スイーツ王子は甘くない⁉

「そっかぁ。チョコって、自分で作れるんだぁ」

「当たり前だろ。でも俺、まだ全然ヘタクソだからさ。もっともっと練習して、うまいチョコがいっぱい作れる人になりたいんだ」


 こんなにおいしいチョコなのに?

 これでもヘタクソなの?


「わたしにも、作れるかなぁ」


 男の子が、チラッとわたしの方を見る。


「む、ムリだよね。だってわたし、お菓子作りなんてしたことないし。ごめんね、ヘンなこと言って」

 慌てて取り消すと、えへへっと笑ってごまかす。


「やりたいなら、やってみればいいだろ。やったことないからできないなんて、そんなの当たり前だし。
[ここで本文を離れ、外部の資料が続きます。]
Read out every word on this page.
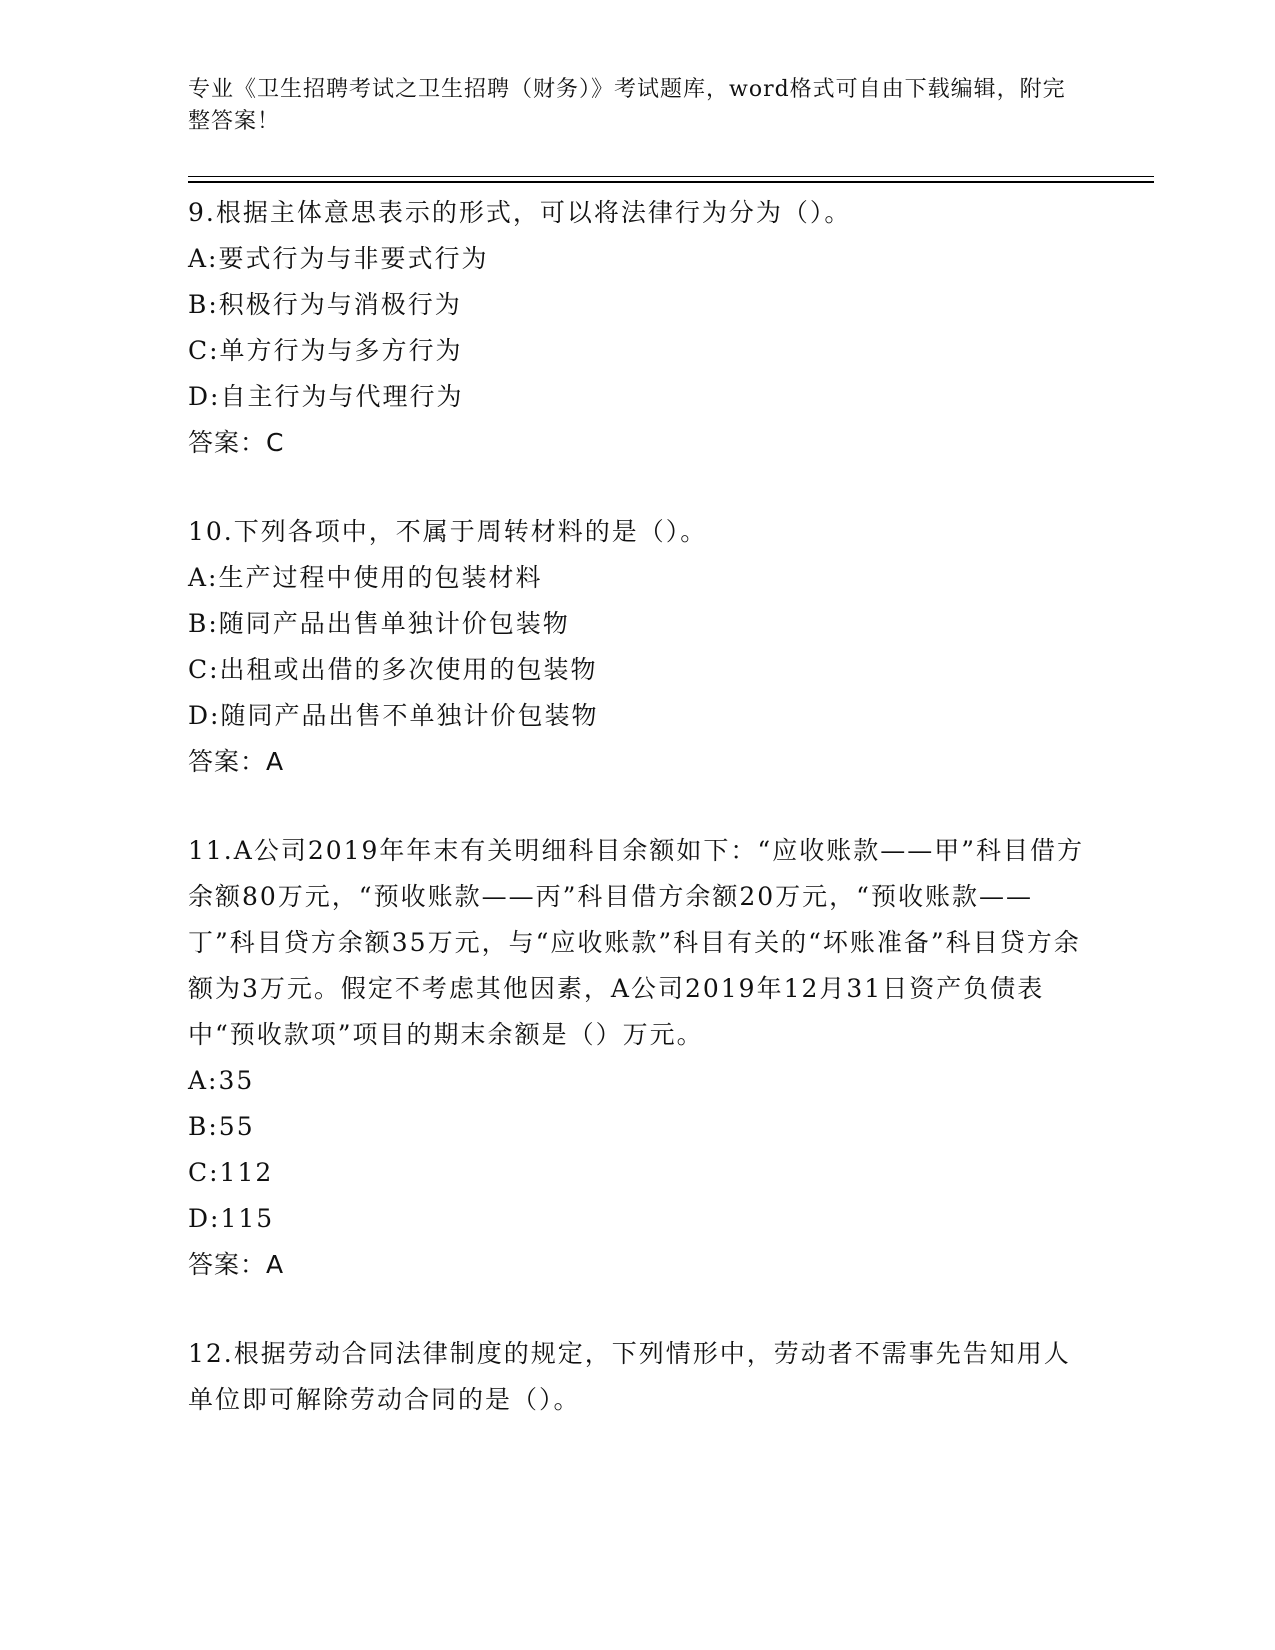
专业《卫生招聘考试之卫生招聘（财务）》考试题库，word格式可自由下载编辑，附完整答案！
9.根据主体意思表示的形式，可以将法律行为分为（）。
A:要式行为与非要式行为
B:积极行为与消极行为
C:单方行为与多方行为
D:自主行为与代理行为
答案：C
10.下列各项中，不属于周转材料的是（）。
A:生产过程中使用的包装材料
B:随同产品出售单独计价包装物
C:出租或出借的多次使用的包装物
D:随同产品出售不单独计价包装物
答案：A
11.A公司2019年年末有关明细科目余额如下：“应收账款——甲”科目借方余额80万元，“预收账款——丙”科目借方余额20万元，“预收账款——丁”科目贷方余额35万元，与“应收账款”科目有关的“坏账准备”科目贷方余额为3万元。假定不考虑其他因素，A公司2019年12月31日资产负债表中“预收款项”项目的期末余额是（）万元。
A:35
B:55
C:112
D:115
答案：A
12.根据劳动合同法律制度的规定，下列情形中，劳动者不需事先告知用人单位即可解除劳动合同的是（）。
だったら、できるまで練習すればいい」

 男の子が、どこまでもまっすぐな目でわたしのことをじっと見つめてくる。


「そ、そっか。そう、だよね」

 その視線に耐えきれず、わたしは思わずすっと目を逸らした。


 そんなこと言ったって……。

 わたしだって、やりたいよ? やりたいけど……。


「……わたし、帰って塾の宿題しなくっちゃ」

 わたしは男の子の方を見ることもできず、公園を飛び出した。